The Competition Bureau “also imposed strict requirements to ensure that commercially sensitive data, including customer information, is protected,” Setoguchi noted. “The action taken…further reinforces both industry’s desire for competition and the importance of KAPS as a critically important alternative to the existing pipeline system. We look forward to the conclusion of the sale process…”
The KAPS pipeline “is a gamechanger for Keyera, as it is the missing link in our value chain,” Segoguchi said. It would connect the Montney Shale gathering and production (G&P) business and other third-party facilities to Keyera’s Liquids Infrastructure business in Edmonton and Fort Saskatchewan.
“It also provides meaningful future growth opportunities, like our Zone 4 expansion, which would extend the pipeline to near the British Columbia border,” the CEO said. “KAPS stands to capture growing volumes from the Western Canada Sedimentary Basin. This growth is underpinned by many factors, including the increasing importance of energy security and the role Canada plays in delivering responsibly produced energy to the world.”
Bullish On Commodity Prices
In discussing the quarterly progress, Setoguchi said oil and gas prices show no signs of retreating.
“We believe commodity prices are poised to remain strong, driven by constrained global supply and continued demand for responsibly produced energy,” he told investors.

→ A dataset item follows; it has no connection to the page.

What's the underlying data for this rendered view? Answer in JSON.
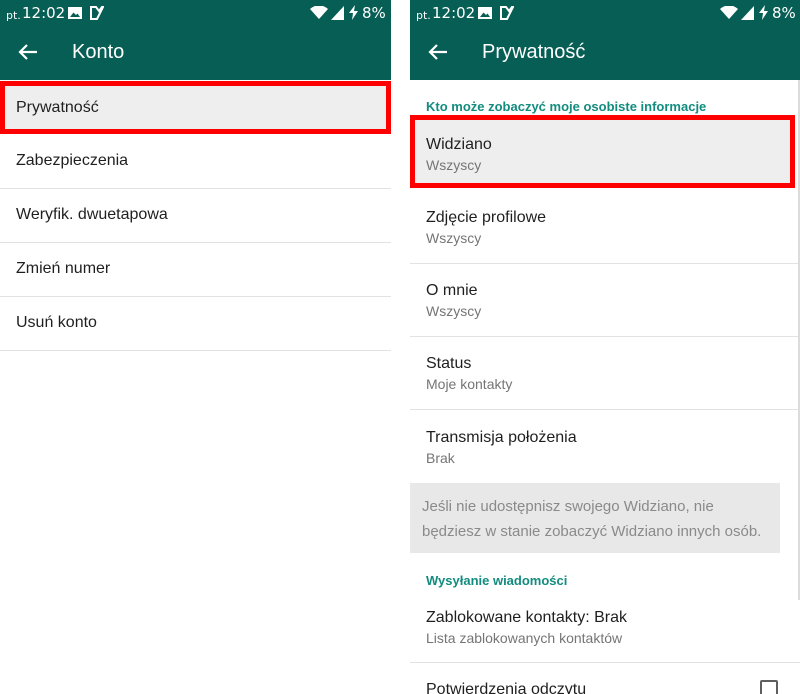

Keyera’s fee-for-service infrastructure business “provides the foundation for a stable and growing dividend over time,” he said. “Complementing our fee-for-service business is our Marketing segment that enables us to fund infrastructure projects,” including KAPS.
During 2Q2022, Keyera’s G&P volumes grew by 6% year/year from higher volumes at the Pipestone and Wapiti complexes, both in the Montney, which straddles British Columbia and Alberta.
“At Wapiti, we’ve begun to utilize the second processing train as demand for our services is increasing,” Setoguchi said. “We are working with our customers to manage the water disposal associated with the raw gas to ensure we continue to maximize utilization.”
As demand increases from producers, “we are evaluating opportunities to expand the capacity of our Pipestone gas plant.”
There’s also encouraging signs about “consolidation among upstream producers,” the CEO noted. “Most recently, a producer near our Simonette gas plant announced plans to double production over the next three to five years. We have capacity at Simonette to support growth in gas volumes, and our KAPS pipeline to transport associated liquids volumes.”
Keyera, which reports in Canadian dollars (C$1=77 cents), said second quarter net income was $178 million (78 cents/share), versus year-ago profits of nearly $79 million (36 cents).
Gordon Jaremko contributed to this story.